Ocorre que, há algumas décadas, esta coincidência representou uma relação direta. No final dos anos 1970, a FIFA exigiu de suas associadas a criação de uma organização dedicada exclusivamente ao futebol. Foi assim que a antiga Confederação Brasileira de Desportos (CBD), deu lugar à Confederação Brasileira de Futebol (CBF). 

A Copa na Argentina, disputada em 1978, foi a última da antiga confederação. Depois de uma campanha da seleção brasileira considerada frustrante — com um terceiro lugar, apesar da invencibilidade —, houve uma forte demanda por mudanças dentro e fora de campo.

A junção entre a obrigação das mudanças institucionais e a  pressão por mudanças vindas da sociedade fez com que a nova entidade máxima do futebol brasileiro mudasse não apenas o nome, mas também o escudo, costurando no peito da seleção canarinho as três estrelas do tricampeonato e a taça Jules Rimet, conquistada definitivamente pela seleção. 

Além disso, o Instituto Brasileiro do Café (IBD), extinto em 1990, estava preocupado, à época, com o crescimento da concorrência internacional na produção do grão e com a melhora da imagem do café dos concorrentes. Foi aí que o IBD decidiu ousar: desembolsou 3 milhões de dólares como patrocínio à recém-criada confederação antes do Mundial de 1982. Além do escudo, o patrocínio incluía peças publicitárias com os destaques da seleção – Sócrates, Zico e Telê –, visando o mercado doméstico.

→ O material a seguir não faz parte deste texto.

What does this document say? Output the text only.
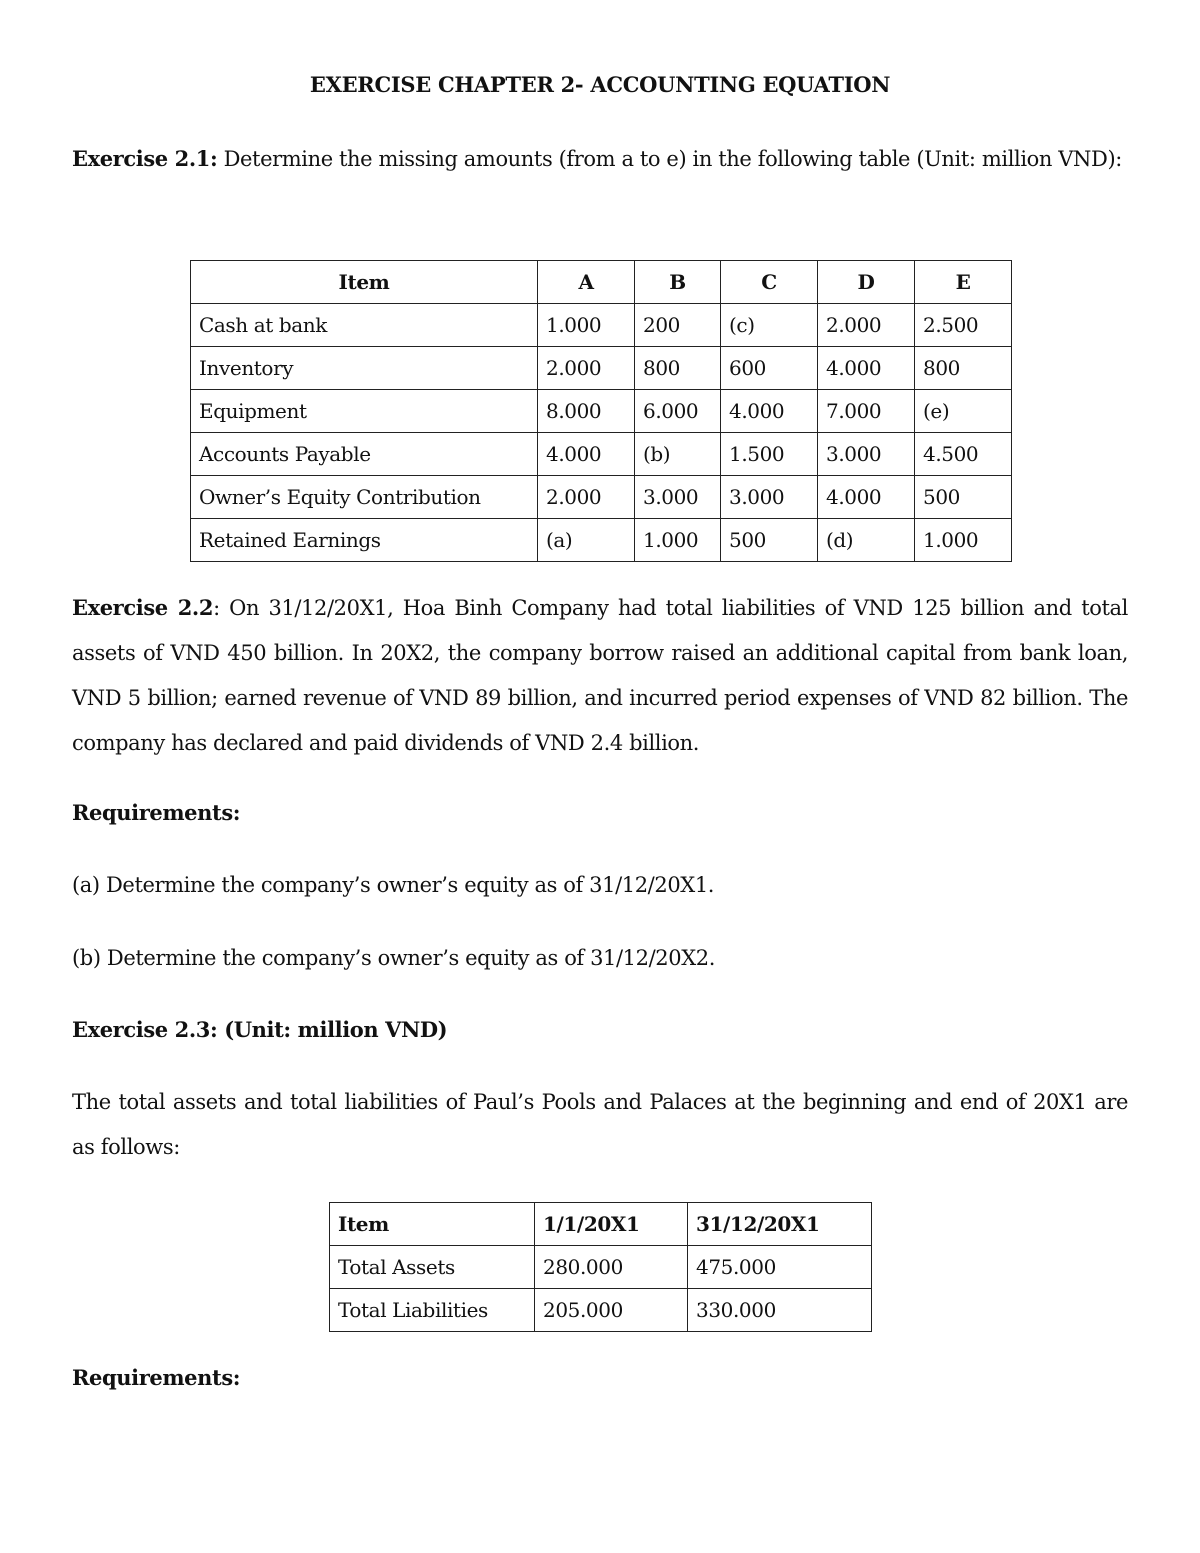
EXERCISE CHAPTER 2- ACCOUNTING EQUATION
Exercise 2.1: Determine the missing amounts (from a to e) in the following table (Unit: million VND):
Item	A	B	C	D	E
Cash at bank	1.000	200	(c)	2.000	2.500
Inventory	2.000	800	600	4.000	800
Equipment	8.000	6.000	4.000	7.000	(e)
Accounts Payable	4.000	(b)	1.500	3.000	4.500
Owner’s Equity Contribution	2.000	3.000	3.000	4.000	500
Retained Earnings	(a)	1.000	500	(d)	1.000
Exercise 2.2: On 31/12/20X1, Hoa Binh Company had total liabilities of VND 125 billion and total assets of VND 450 billion. In 20X2, the company borrow raised an additional capital from bank loan, VND 5 billion; earned revenue of VND 89 billion, and incurred period expenses of VND 82 billion. The company has declared and paid dividends of VND 2.4 billion.
Requirements:
(a) Determine the company’s owner’s equity as of 31/12/20X1.
(b) Determine the company’s owner’s equity as of 31/12/20X2.
Exercise 2.3: (Unit: million VND)
The total assets and total liabilities of Paul’s Pools and Palaces at the beginning and end of 20X1 are as follows:
Item	1/1/20X1	31/12/20X1
Total Assets	280.000	475.000
Total Liabilities	205.000	330.000
Requirements:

O patrocínio previa, ainda, uma representação gráfica do tradicional ramo do café, impresso nas sacarias brasileiras, em lugar do logotipo da Topper, fornecedora de material esportivo. Ao saber da história, o então presidente da FIFA, João Havelange, ficou furioso e vetou imediatamente o patrocínio escancarado da então única seleção tricampeã mundial, que chegava à Espanha repleta de craques e com amplo favoritismo.

Com pouco tempo para fazer mudanças e um excelente contrato em jogo, o então presidente da CBF, Giulite Coutinho, optou por uma solução tipicamente brasileira: o jeitinho. Aproveitando o momento em que muitas seleções mudaram os logotipos de suas respectivas confederações, a CBF colocou o ramo de café no escudo da própria instituição e, consequentemente, no uniforme da seleção brasileira. 

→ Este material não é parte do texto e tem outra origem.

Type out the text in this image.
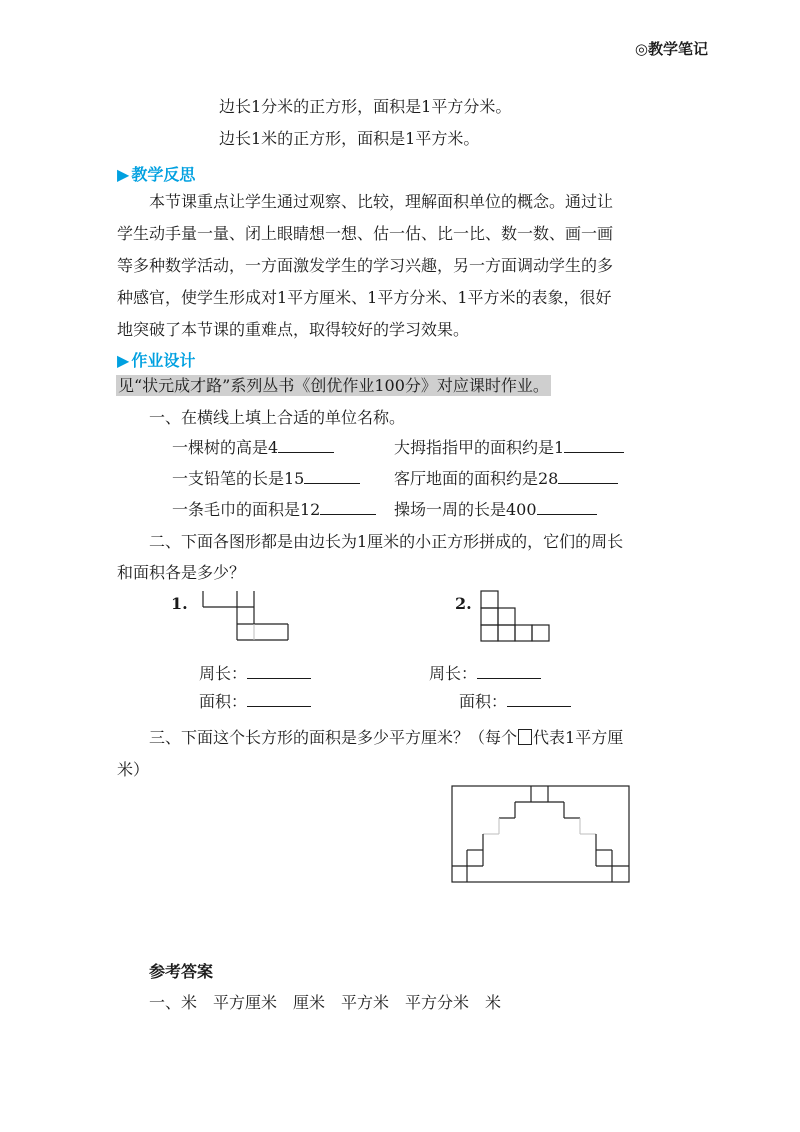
◎教学笔记
边长1分米的正方形，面积是1平方分米。
边长1米的正方形，面积是1平方米。
▶ 教学反思
本节课重点让学生通过观察、比较，理解面积单位的概念。通过让
学生动手量一量、闭上眼睛想一想、估一估、比一比、数一数、画一画
等多种数学活动，一方面激发学生的学习兴趣，另一方面调动学生的多
种感官，使学生形成对1平方厘米、1平方分米、1平方米的表象，很好
地突破了本节课的重难点，取得较好的学习效果。
▶ 作业设计
见“状元成才路”系列丛书《创优作业100分》对应课时作业。
一、在横线上填上合适的单位名称。
一棵树的高是4	大拇指指甲的面积约是1
一支铅笔的长是15	客厅地面的面积约是28
一条毛巾的面积是12	操场一周的长是400
二、下面各图形都是由边长为1厘米的小正方形拼成的，它们的周长
和面积各是多少？
1.	2.
周长：
面积：
周长：
面积：
三、下面这个长方形的面积是多少平方厘米？（每个 代表1平方厘
米）
参考答案
一、米　平方厘米　厘米　平方米　平方分米　米
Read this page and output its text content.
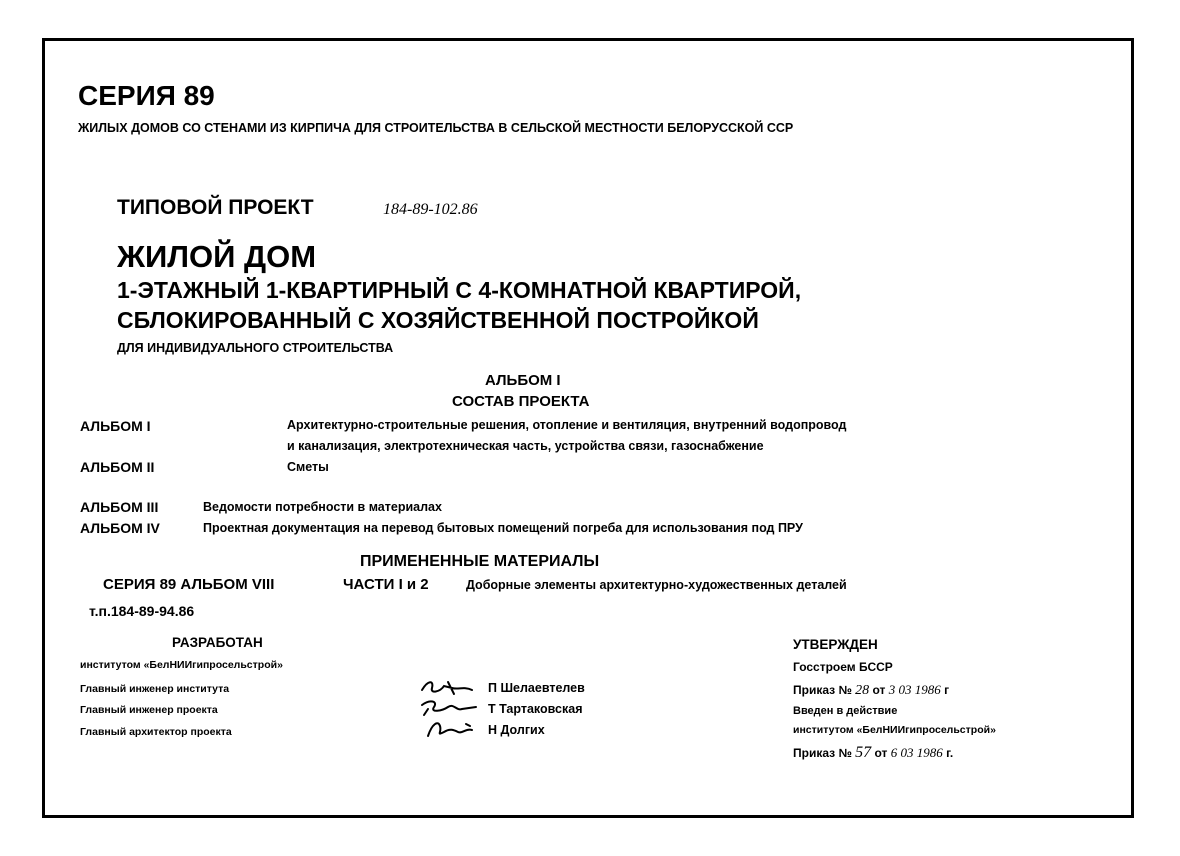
СЕРИЯ 89
ЖИЛЫХ ДОМОВ СО СТЕНАМИ ИЗ КИРПИЧА ДЛЯ СТРОИТЕЛЬСТВА В СЕЛЬСКОЙ МЕСТНОСТИ БЕЛОРУССКОЙ ССР
ТИПОВОЙ ПРОЕКТ	184-89-102.86
ЖИЛОЙ ДОМ
1-ЭТАЖНЫЙ 1-КВАРТИРНЫЙ С 4-КОМНАТНОЙ КВАРТИРОЙ,
СБЛОКИРОВАННЫЙ С ХОЗЯЙСТВЕННОЙ ПОСТРОЙКОЙ
ДЛЯ ИНДИВИДУАЛЬНОГО СТРОИТЕЛЬСТВА
АЛЬБОМ I
СОСТАВ ПРОЕКТА
АЛЬБОМ I	Архитектурно-строительные решения, отопление и вентиляция, внутренний водопровод
и канализация, электротехническая часть, устройства связи, газоснабжение
АЛЬБОМ II	Сметы
АЛЬБОМ III	Ведомости потребности в материалах
АЛЬБОМ IV	Проектная документация на перевод бытовых помещений погреба для использования под ПРУ
ПРИМЕНЕННЫЕ МАТЕРИАЛЫ
СЕРИЯ 89 АЛЬБОМ VIII	ЧАСТИ I и 2	Доборные элементы архитектурно-художественных деталей
т.п.184-89-94.86
РАЗРАБОТАН
институтом «БелНИИгипросельстрой»
Главный инженер института	П Шелаевтелев
Главный инженер проекта	Т Тартаковская
Главный архитектор проекта	Н Долгих
УТВЕРЖДЕН
Госстроем БССР
Приказ № 28 от 3 03 1986 г
Введен в действие
институтом «БелНИИгипросельстрой»
Приказ № 57 от 6 03 1986 г.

Como as regras ainda não eram precisas quanto à temática dos escudos e a fiscalização dos uniformes não exigia o profissionalismo de hoje, o Brasil acabou jogando o Mundial de 1982 com um ramo de café no interior do escudo. 

Tanto Havelange quanto a CBF prometeram dobrar a aposta e seguir a briga na Copa do Mundo de 1986. Mas, desta vez, a história teve elementos extras e inusitados. A Colômbia, sede do Mundial de 1986 e principal rival da cafeicultura brasileira à época, enfrentava uma grave crise de segurança em razão dos conflitos ligados ao narcotráfico. Assim, desistiu de sediar o mundial, que acabou transferido para o México. 

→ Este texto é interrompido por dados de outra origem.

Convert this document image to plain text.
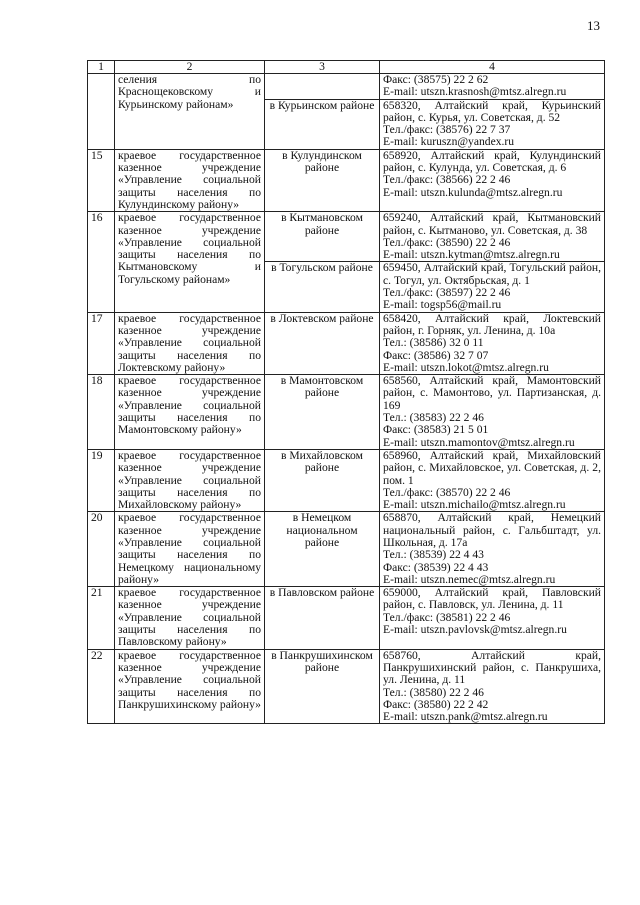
13
1	2	3	4
	селения по Краснощековскому и Курьинскому районам»		Факс: (38575) 22 2 62
E-mail: utszn.krasnosh@mtsz.alregn.ru

		в Курьинском районе	658320, Алтайский край, Курьинский район, с. Курья, ул. Советская, д. 52
Тел./факс: (38576) 22 7 37
E-mail: kuruszn@yandex.ru

15	краевое государственное казенное учреждение «Управление социальной защиты населения по Кулундинскому району»	в Кулундинском районе	658920, Алтайский край, Кулундинский район, с. Кулунда, ул. Советская, д. 6
Тел./факс: (38566) 22 2 46
E-mail: utszn.kulunda@mtsz.alregn.ru

16	краевое государственное казенное учреждение «Управление социальной защиты населения по Кытмановскому и Тогульскому районам»	в Кытмановском районе	659240, Алтайский край, Кытмановский район, с. Кытманово, ул. Советская, д. 38
Тел./факс: (38590) 22 2 46
E-mail: utszn.kytman@mtsz.alregn.ru

		в Тогульском районе	659450, Алтайский край, Тогульский район, с. Тогул, ул. Октябрьская, д. 1
Тел./факс: (38597) 22 2 46
E-mail: togsp56@mail.ru

17	краевое государственное казенное учреждение «Управление социальной защиты населения по Локтевскому району»	в Локтевском районе	658420, Алтайский край, Локтевский район, г. Горняк, ул. Ленина, д. 10а
Тел.: (38586) 32 0 11
Факс: (38586) 32 7 07
E-mail: utszn.lokot@mtsz.alregn.ru

18	краевое государственное казенное учреждение «Управление социальной защиты населения по Мамонтовскому району»	в Мамонтовском районе	658560, Алтайский край, Мамонтовский район, с. Мамонтово, ул. Партизанская, д. 169
Тел.: (38583) 22 2 46
Факс: (38583) 21 5 01
E-mail: utszn.mamontov@mtsz.alregn.ru

19	краевое государственное казенное учреждение «Управление социальной защиты населения по Михайловскому району»	в Михайловском районе	658960, Алтайский край, Михайловский район, с. Михайловское, ул. Советская, д. 2, пом. 1
Тел./факс: (38570) 22 2 46
E-mail: utszn.michailo@mtsz.alregn.ru

20	краевое государственное казенное учреждение «Управление социальной защиты населения по Немецкому национальному району»	в Немецком национальном районе	658870, Алтайский край, Немецкий национальный район, с. Гальбштадт, ул. Школьная, д. 17а
Тел.: (38539) 22 4 43
Факс: (38539) 22 4 43
E-mail: utszn.nemec@mtsz.alregn.ru

21	краевое государственное казенное учреждение «Управление социальной защиты населения по Павловскому району»	в Павловском районе	659000, Алтайский край, Павловский район, с. Павловск, ул. Ленина, д. 11
Тел./факс: (38581) 22 2 46
E-mail: utszn.pavlovsk@mtsz.alregn.ru

22	краевое государственное казенное учреждение «Управление социальной защиты населения по Панкрушихинскому району»	в Панкрушихинском районе	658760, Алтайский край, Панкрушихинский район, с. Панкрушиха, ул. Ленина, д. 11
Тел.: (38580) 22 2 46
Факс: (38580) 22 2 42
E-mail: utszn.pank@mtsz.alregn.ru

Portanto, a tentativa de fazer propaganda do café nacional em território concorrente perdia um pouco o sentido. Além disso, a FIFA aumentou o rigor na fiscalização dos uniformes, buscando vetar quaisquer referências a possíveis patrocinadores. A CBF não deixou barato e levou carregamentos extras de uniformes para tentar burlar a fiscalização. Resultado: o Brasil entrou em campo com alguns uniformes ostentando o ramo de café e outros sem ele. Naquela seleção brasileira, havia um jogador que conhecia muito de café e de futebol: o volante machadense Elzo Coelho, titular em todos os jogos. 

De lá para cá, muita coisa mudou. O Brasil distanciou-se muito dos concorrentes na produção de café, mas nem tanto nos títulos mundiais de futebol. Porém, o que se vê atualmente nos uniformes são algumas referências nacionais que, diferentemente do café, não parecem relacionadas ao cotidiano da maioria dos brasileiros. Além disso, uma estratégia orquestrada e ousada para promover o consumo do café brasileiro durante o Mundial, dentro ou fora do país, não parece ser mais uma prioridade. 

Gustavo Magalhães Paiva é formado em relações internacionais pela Universidade de Genebra, é mestre em economia agroalimentar e foi consultor das Nações Unidas para o café.